Imagine, right now, you decide to clap your hands. So you do it. No big deal, right?
Actually, great thinkers have been furrowing their brows over the nature of a simple decision like that for centuries. You’re free to clap your hands whenever you want, so it follows that you clap by your own free will. And yet, the objection goes, the universe is governed by cause and effect. What if all your choices that appear to be spontaneous simply are the result of a chain of reactions? Are your decisions predetermined?
Cognitive research, for instance, has shown that our brains generate thoughts before we’re even aware of them, which suggests we make decisions before we’re aware of them, too—not a good sign for those in the free will camp.
But a new study has more promising results. Free will still may sneak its way into our decision making through a surprising source, it suggests: brain static.
“While of course our purposeful intentions, desires, and goals drive our decisions in a linear cause-and-effect kind of way, our finding shows that our decisions are also influenced by neural noise within any given moment.”
Building off the landmark experiments of Benjamin Libet, researchers at the University of California-Davis measured the brain activity of a handful of undergraduates as each made choices to look left or right when prompted by images on a screen. A bunch of controls ensured the only thing directing their gaze was their own arbitrary choice.
The researchers wanted to determine if what they call “ongoing spontaneous variability” in neural signaling—basically, the brain’s background noise—influenced the students’ decisions. This excess signaling has been dismissed as inconsequential, but recently scientists have begun to speculate that it could actually be hugely important. “Neural noise is simply that the brain is always firing even in the absence of input or responses, and this random firing may even be the carrier upon which our consciousness rides, in the same way that radio-static is used to carry a radio station,” says Jesse Bengson, the study’s lead author, in an email.

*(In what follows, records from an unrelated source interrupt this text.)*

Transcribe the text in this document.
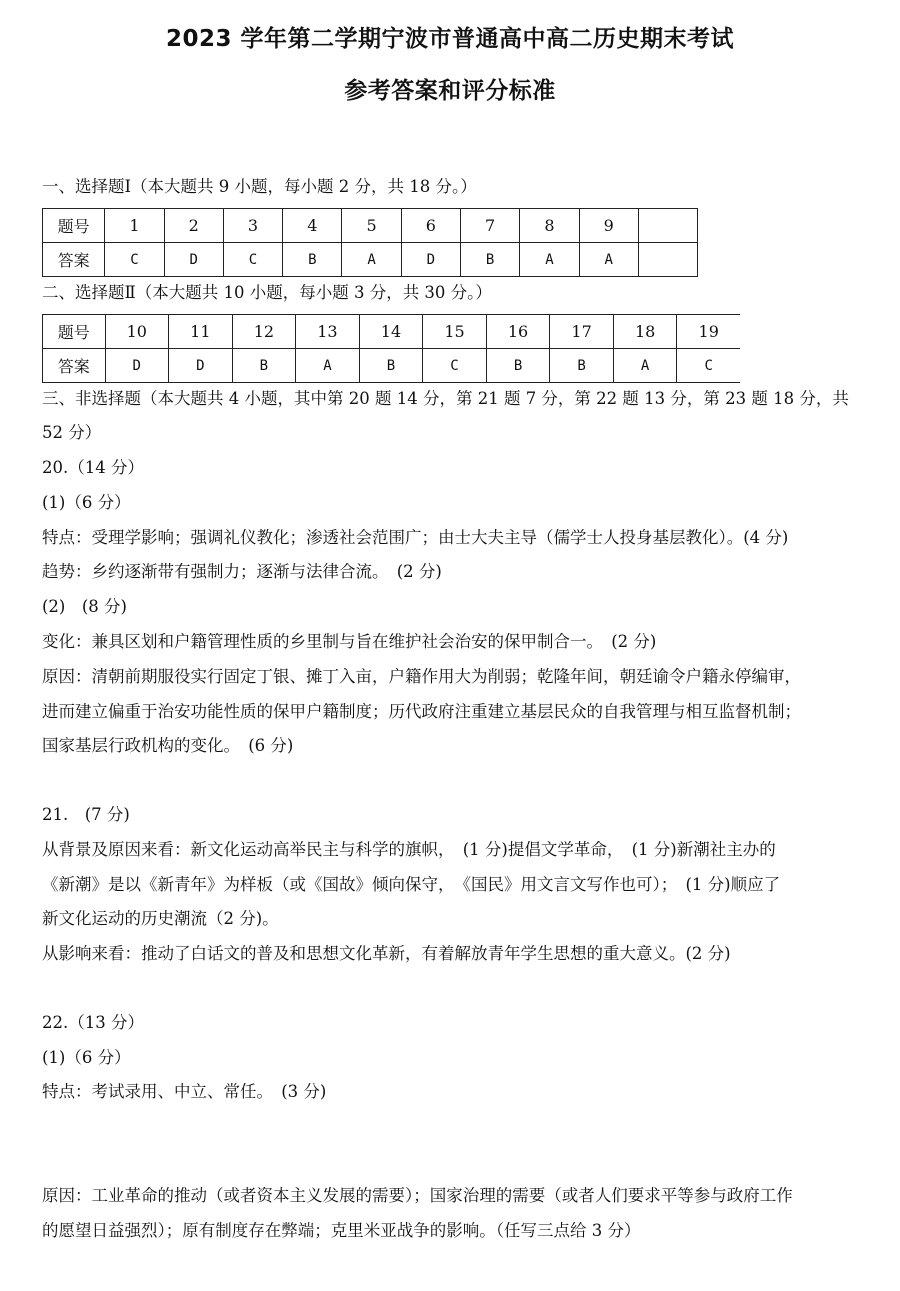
2023 学年第二学期宁波市普通高中高二历史期末考试
参考答案和评分标准
一、选择题Ⅰ（本大题共 9 小题，每小题 2 分，共 18 分。）
题号	1	2	3	4	5	6	7	8	9	
答案	C	D	C	B	A	D	B	A	A	
二、选择题Ⅱ（本大题共 10 小题，每小题 3 分，共 30 分。）
题号	10	11	12	13	14	15	16	17	18	19
答案	D	D	B	A	B	C	B	B	A	C
三、非选择题（本大题共 4 小题，其中第 20 题 14 分，第 21 题 7 分，第 22 题 13 分，第 23 题 18 分，共
52 分）
20.（14 分）
(1)（6 分）
特点：受理学影响；强调礼仪教化；渗透社会范围广；由士大夫主导（儒学士人投身基层教化）。(4 分)
趋势：乡约逐渐带有强制力；逐渐与法律合流。　(2 分)
(2)　(8 分)
变化：兼具区划和户籍管理性质的乡里制与旨在维护社会治安的保甲制合一。　(2 分)
原因：清朝前期服役实行固定丁银、摊丁入亩，户籍作用大为削弱；乾隆年间，朝廷谕令户籍永停编审，
进而建立偏重于治安功能性质的保甲户籍制度；历代政府注重建立基层民众的自我管理与相互监督机制；
国家基层行政机构的变化。　(6 分)
21.　(7 分)
从背景及原因来看：新文化运动高举民主与科学的旗帜，　(1 分)提倡文学革命，　(1 分)新潮社主办的
《新潮》是以《新青年》为样板（或《国故》倾向保守，　《国民》用文言文写作也可）；　(1 分)顺应了
新文化运动的历史潮流（2 分)。
从影响来看：推动了白话文的普及和思想文化革新，有着解放青年学生思想的重大意义。(2 分)
22.（13 分）
(1)（6 分）
特点：考试录用、中立、常任。　(3 分)
原因：工业革命的推动（或者资本主义发展的需要）；国家治理的需要（或者人们要求平等参与政府工作
的愿望日益强烈）；原有制度存在弊端；克里米亚战争的影响。（任写三点给 3 分）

The study’s result: Fluctuations in brain static actually predicted the direction in which students chose to look. This sounds just as fatalistic as thoughts existing before we think them, but really it’s just the opposite. These constant fluctuations exist apart from the normal causal chain of thoughts, so they seem to allow spontaneous bits to disrupt our otherwise-inevitable cognitive marches toward particular actions and open up other possibilities.
“While of course our purposeful intentions, desires, and goals drive our decisions in a linear cause-and-effect kind of way, our finding shows that our decisions are also influenced by neural noise within any given moment,” Bengson says.
This influence can be problematic, he notes, because it probably plays a role in knocking us off track even when we don’t want to be, like when we act against our intentions, make mistakes, etc. But the upside to our fallibility may be nothing less than freedom of choice.
“Neural noise might be how we can generate novel responses to new situational demands,” he says.